The notice period that the tenant has to give will be stated in the contract. Not sure what you mean about relinquishing your right to 3 years' tenancy, I don't think a tenant can give up this right because it's the law, but there is absolutely no obligation to stay for 3 years. The obligation here is on the landlord, that he can't kick you out before the end of 3 years except in very specific circumstances. The tenant can give notice and leave whenever they want. Normally 3 months notice is required but there are a lot of circumstance when it can be less.








Préavis et formalités du congé donné par le locataire


Le locataire peut à tout moment quitter son logement, qu'il s'agisse d'un logement social ou d'un logement du secteur privé. Mais il doit en avertir à l'avance le propriétaire (ou l'agence immobilière, si le logement est géré par une agence).

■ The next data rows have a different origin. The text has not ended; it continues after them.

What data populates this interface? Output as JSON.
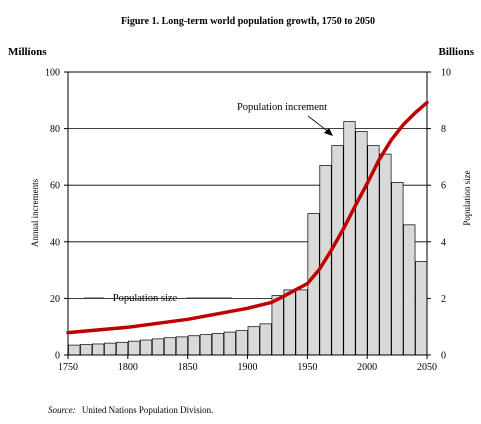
{
  "figure": {
    "title": "Figure 1.  Long-term world population growth, 1750 to 2050",
    "source_label": "Source:",
    "source_text": "United Nations Population Division."
  },
  "chart_data": {
    "type": "bar",
    "title": "Figure 1.  Long-term world population growth, 1750 to 2050",
    "left_axis": {
      "unit_label": "Millions",
      "label": "Annual increments",
      "ylim": [
        0,
        100
      ],
      "ticks": [
        "0",
        "20",
        "40",
        "60",
        "80",
        "100"
      ]
    },
    "right_axis": {
      "unit_label": "Billions",
      "label": "Population size",
      "ylim": [
        0,
        10
      ],
      "ticks": [
        "0",
        "2",
        "4",
        "6",
        "8",
        "10"
      ]
    },
    "x_axis": {
      "range": [
        1750,
        2050
      ],
      "ticks": [
        "1750",
        "1800",
        "1850",
        "1900",
        "1950",
        "2000",
        "2050"
      ]
    },
    "grid": "horizontal",
    "series": [
      {
        "name": "Population increment",
        "kind": "bar",
        "axis": "left",
        "x": [
          1750,
          1760,
          1770,
          1780,
          1790,
          1800,
          1810,
          1820,
          1830,
          1840,
          1850,
          1860,
          1870,
          1880,
          1890,
          1900,
          1910,
          1920,
          1930,
          1940,
          1950,
          1960,
          1970,
          1980,
          1990,
          2000,
          2010,
          2020,
          2030,
          2040
        ],
        "values": [
          3.5,
          3.7,
          3.9,
          4.2,
          4.5,
          4.9,
          5.3,
          5.7,
          6.1,
          6.4,
          6.8,
          7.2,
          7.6,
          8.1,
          8.6,
          10,
          11,
          21,
          23,
          23,
          50,
          67,
          74,
          82.5,
          79,
          74,
          71,
          61,
          46,
          33
        ]
      },
      {
        "name": "Population size",
        "kind": "line",
        "axis": "right",
        "x": [
          1750,
          1800,
          1850,
          1900,
          1920,
          1930,
          1940,
          1950,
          1960,
          1970,
          1980,
          1990,
          2000,
          2010,
          2020,
          2030,
          2040,
          2050
        ],
        "values": [
          0.79,
          0.98,
          1.26,
          1.65,
          1.86,
          2.07,
          2.3,
          2.52,
          3.02,
          3.7,
          4.44,
          5.27,
          6.06,
          6.9,
          7.59,
          8.13,
          8.55,
          8.92
        ]
      }
    ],
    "annotations": [
      "Population increment",
      "Population size"
    ]
  }
}
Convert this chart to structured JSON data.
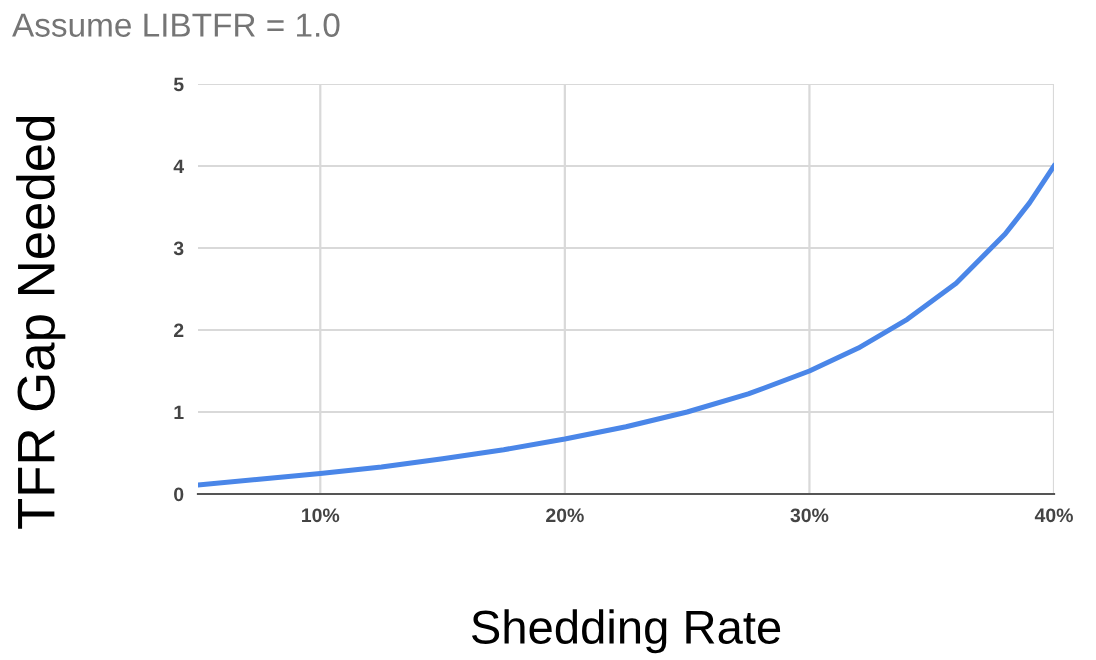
{
  "chart_data": {
    "type": "line",
    "title": "Assume LIBTFR = 1.0",
    "xlabel": "Shedding Rate",
    "ylabel": "TFR Gap Needed",
    "x": [
      5,
      7.5,
      10,
      12.5,
      15,
      17.5,
      20,
      22.5,
      25,
      27.5,
      30,
      32,
      34,
      36,
      38,
      39,
      40
    ],
    "series": [
      {
        "color": "#4a86e8",
        "values": [
          0.11,
          0.18,
          0.25,
          0.33,
          0.43,
          0.54,
          0.67,
          0.82,
          1.0,
          1.22,
          1.5,
          1.78,
          2.13,
          2.57,
          3.17,
          3.55,
          4.0
        ]
      }
    ],
    "xlim": [
      5,
      40
    ],
    "xticks": [
      {
        "value": 10,
        "label": "10%"
      },
      {
        "value": 20,
        "label": "20%"
      },
      {
        "value": 30,
        "label": "30%"
      },
      {
        "value": 40,
        "label": "40%"
      }
    ],
    "ylim": [
      0,
      5
    ],
    "yticks": [
      0,
      1,
      2,
      3,
      4,
      5
    ],
    "grid": true,
    "legend": false,
    "marker": "none",
    "line_style": "solid"
  }
}
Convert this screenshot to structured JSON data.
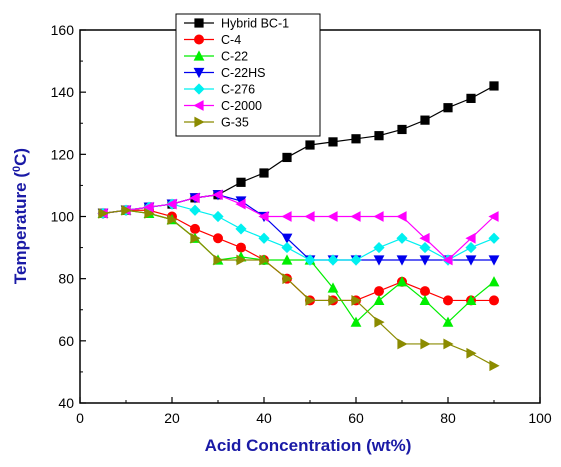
{
  "chart_data": {
    "type": "line",
    "title": "",
    "xlabel": "Acid Concentration (wt%)",
    "ylabel_main": "Temperature (",
    "ylabel_sup": "0",
    "ylabel_end": "C)",
    "xlim": [
      0,
      100
    ],
    "ylim": [
      40,
      160
    ],
    "x_ticks": [
      0,
      20,
      40,
      60,
      80,
      100
    ],
    "y_ticks": [
      40,
      60,
      80,
      100,
      120,
      140,
      160
    ],
    "grid": false,
    "legend_position": "top-left",
    "series": [
      {
        "name": "Hybrid BC-1",
        "marker": "square",
        "color": "#000000",
        "x": [
          5,
          10,
          15,
          20,
          25,
          30,
          35,
          40,
          45,
          50,
          55,
          60,
          65,
          70,
          75,
          80,
          85,
          90
        ],
        "y": [
          101,
          102,
          103,
          104,
          106,
          107,
          111,
          114,
          119,
          123,
          124,
          125,
          126,
          128,
          131,
          135,
          138,
          142
        ]
      },
      {
        "name": "C-4",
        "marker": "circle",
        "color": "#ff0000",
        "x": [
          5,
          10,
          15,
          20,
          25,
          30,
          35,
          40,
          45,
          50,
          55,
          60,
          65,
          70,
          75,
          80,
          85,
          90
        ],
        "y": [
          101,
          102,
          102,
          100,
          96,
          93,
          90,
          86,
          80,
          73,
          73,
          73,
          76,
          79,
          76,
          73,
          73,
          73
        ]
      },
      {
        "name": "C-22",
        "marker": "triangle-up",
        "color": "#00ee00",
        "x": [
          5,
          10,
          15,
          20,
          25,
          30,
          35,
          40,
          45,
          50,
          55,
          60,
          65,
          70,
          75,
          80,
          85,
          90
        ],
        "y": [
          101,
          102,
          101,
          99,
          93,
          86,
          87,
          86,
          86,
          86,
          77,
          66,
          73,
          79,
          73,
          66,
          73,
          79
        ]
      },
      {
        "name": "C-22HS",
        "marker": "triangle-down",
        "color": "#0000ee",
        "x": [
          5,
          10,
          15,
          20,
          25,
          30,
          35,
          40,
          45,
          50,
          55,
          60,
          65,
          70,
          75,
          80,
          85,
          90
        ],
        "y": [
          101,
          102,
          103,
          104,
          106,
          107,
          105,
          100,
          93,
          86,
          86,
          86,
          86,
          86,
          86,
          86,
          86,
          86
        ]
      },
      {
        "name": "C-276",
        "marker": "diamond",
        "color": "#00f0f0",
        "x": [
          5,
          10,
          15,
          20,
          25,
          30,
          35,
          40,
          45,
          50,
          55,
          60,
          65,
          70,
          75,
          80,
          85,
          90
        ],
        "y": [
          101,
          102,
          103,
          104,
          102,
          100,
          96,
          93,
          90,
          86,
          86,
          86,
          90,
          93,
          90,
          86,
          90,
          93
        ]
      },
      {
        "name": "C-2000",
        "marker": "triangle-left",
        "color": "#ff00ff",
        "x": [
          5,
          10,
          15,
          20,
          25,
          30,
          35,
          40,
          45,
          50,
          55,
          60,
          65,
          70,
          75,
          80,
          85,
          90
        ],
        "y": [
          101,
          102,
          103,
          104,
          106,
          107,
          104,
          100,
          100,
          100,
          100,
          100,
          100,
          100,
          93,
          86,
          93,
          100
        ]
      },
      {
        "name": "G-35",
        "marker": "triangle-right",
        "color": "#8b8b00",
        "x": [
          5,
          10,
          15,
          20,
          25,
          30,
          35,
          40,
          45,
          50,
          55,
          60,
          65,
          70,
          75,
          80,
          85,
          90
        ],
        "y": [
          101,
          102,
          101,
          99,
          93,
          86,
          86,
          86,
          80,
          73,
          73,
          73,
          66,
          59,
          59,
          59,
          56,
          52
        ]
      }
    ]
  }
}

Pour cela, il doit donner congé et respecter un délai...




www.service-public.fr




).

Re your fears over a phantom landlady, I guess you could insist on having the contract done through a notaire. I have to say I had never heard of the well known scam you mentioned.


----------



## suein56

As ET says as a tenant with a legal contract in France you can leave anytime you like after giving the legal notice (by registered letter).
I believe the notice period is 2 months now, not 3.

What you really need to pay attention to is the 'état des lieux entrant' which you are required to sign accepting the state of the place when you move in.
This document will be referred to when you sign the equivalent exit paper (état des lieux sortant) when you leave.
Make sure the place is in as good condition when you leave as it was at the beginning, or better, or you won't get your 'caution' back 😉.
We rented privately for 6 years and it was fine ..


----------



## BoilingFrog

Thanks. I am probably being overly paranoid. Just haven't been a tenant for a long time and never in France, so not wanting to fall foul of any unpleasant surprises.


----------



## suein56

You are right to be cautious .. we were too as we hadn't rented anywhere since we were students .. so about 35 years before.
There are a lot of helpful websites : ANIL : droits des locataires et propriétaires, outils pour l'habitat is a good one to start with.


----------



## Bevdeforges

You may also want to take a look at the PAP website (Particuliers à particuliers - basically "person to person"). This is a website for sales and rentals of property by individuals not wanting to go through agents. They have quite a bit of information available on the site about the legalities and formalities of rentals in France. Start here: https://www.pap.fr/locataire


----------



## BackinFrance

The government checks ads on leboncoin to ensure that advertisers make the appropriate tax declaration and, since rental income has to be declared in France, you can count on the tax people having picked up on the ad in question. This has the advantage of making scams difficult on the site.


----------



## BoilingFrog

thank you Bev, the info on PAP regarding the constant issue of scammers is what I was concerned about

https://www.pap.fr/locataire/louer-...rotege-les-locataires-des-escroqueries/a23029 

I don't see anything on LeBonCoin regarding this


----------



## ccm47

When we were thinking about renting an interim property the agent told us that we could sign the rental contract one day and give notice the next! 
A French landlord is far more anxious about getting the rent in if the tenants choose to remain, and not about having a property standing empty with no occupants.


----------



## BoilingFrog

Yes, I appreciate that the risk probably seems greater to the landlord as getting a tenant out, who has decided to not pay rent, does seem to be a difficult thing to do. However, for the property we are looking at we would hand over €3000 in rent and deposit before getting the keys. Not likely that there would be issues, just wanted to see how secure the transaction could be made in the absence of an agent.


----------



## BackinFrance

If you are concerned that the landlady is not the owner of the property, you could ask to see her ID and a copy of the deed, though she may find that odd and not appreciatte it.

It is a fact of life that you have to hand over a significant sum to start with, but that is best done by cheque, or rather 2 chèques, the second being for the deposit.


----------



## BackinFrance

And you won't have to pay the zgent's fee


----------